The news isn’t all bad, though. Boomers have changed the entire notion of what retirement should be, starting with many boomers working past the age of 65. Mister Boomer was among them, until recently. Some embark on a second working career after retirement, sometimes out of economic necessity, others out of personal choice. Medical advances mean boomers may live longer; government actuarial tables suggest a boomer who makes it to age 78 will, in all likelihood, still be around at age 88 (with slight differences between men and women, but the basic data supports the statement). Boomers are perhaps more mobile than any generation that preceded it, choosing where to live and moving at will. Transit options and senior housing opportunities (where available and affordable) hold the promise of a more fulfilling retirement experience for some boomers.

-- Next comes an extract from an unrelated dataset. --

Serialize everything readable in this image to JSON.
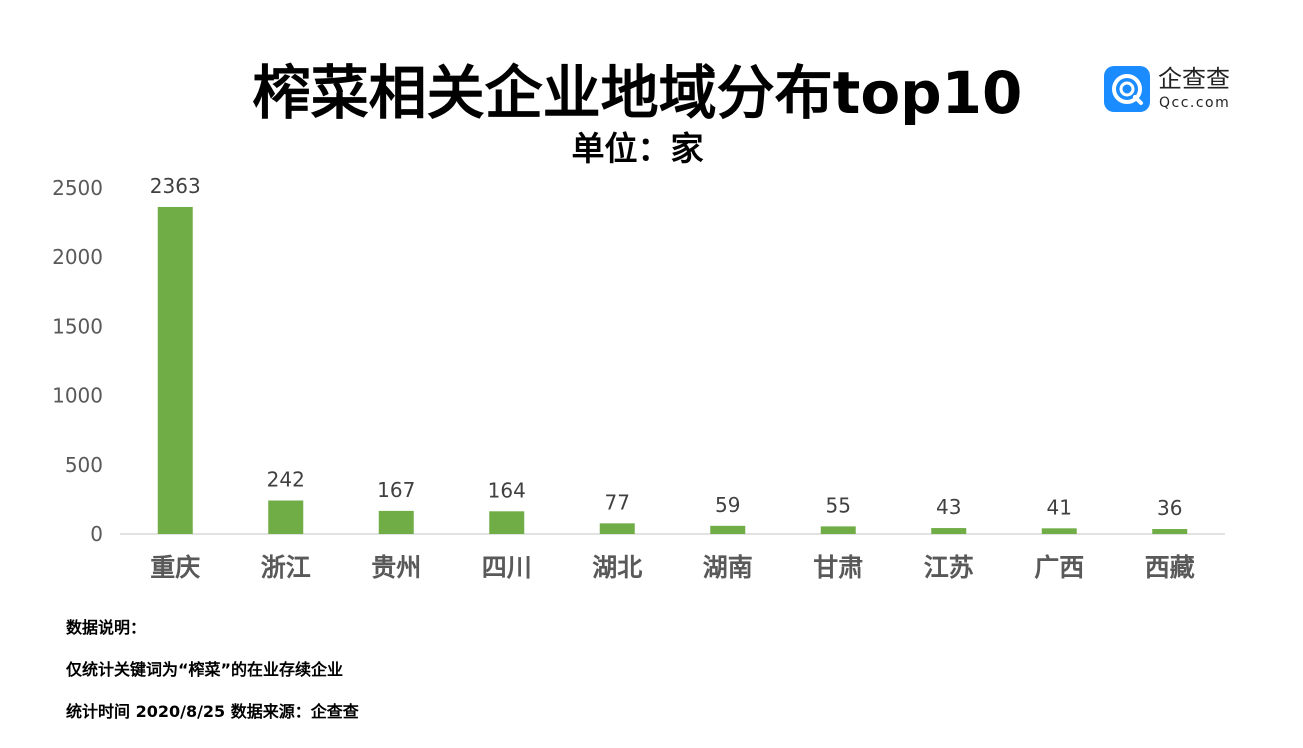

Facts and figures aside, the mental transition boomers need to make from working life to retiree is dauntingly real, as Mister B can now attest. The Hope I die before get old generation has lived well beyond their youthful prognostication. It’s funny that in times like these, Bob Dylan keeps coming back to mind, yet truer words would never be sung; your old world is rapidly aging … for the times they are a-changing’. Will they be filled with Good Vibrations or bring on a 19th Nervous Breakdown? Mister B wishes you the former.
Are you retired, boomers? How does your retirement compare to that of your parents?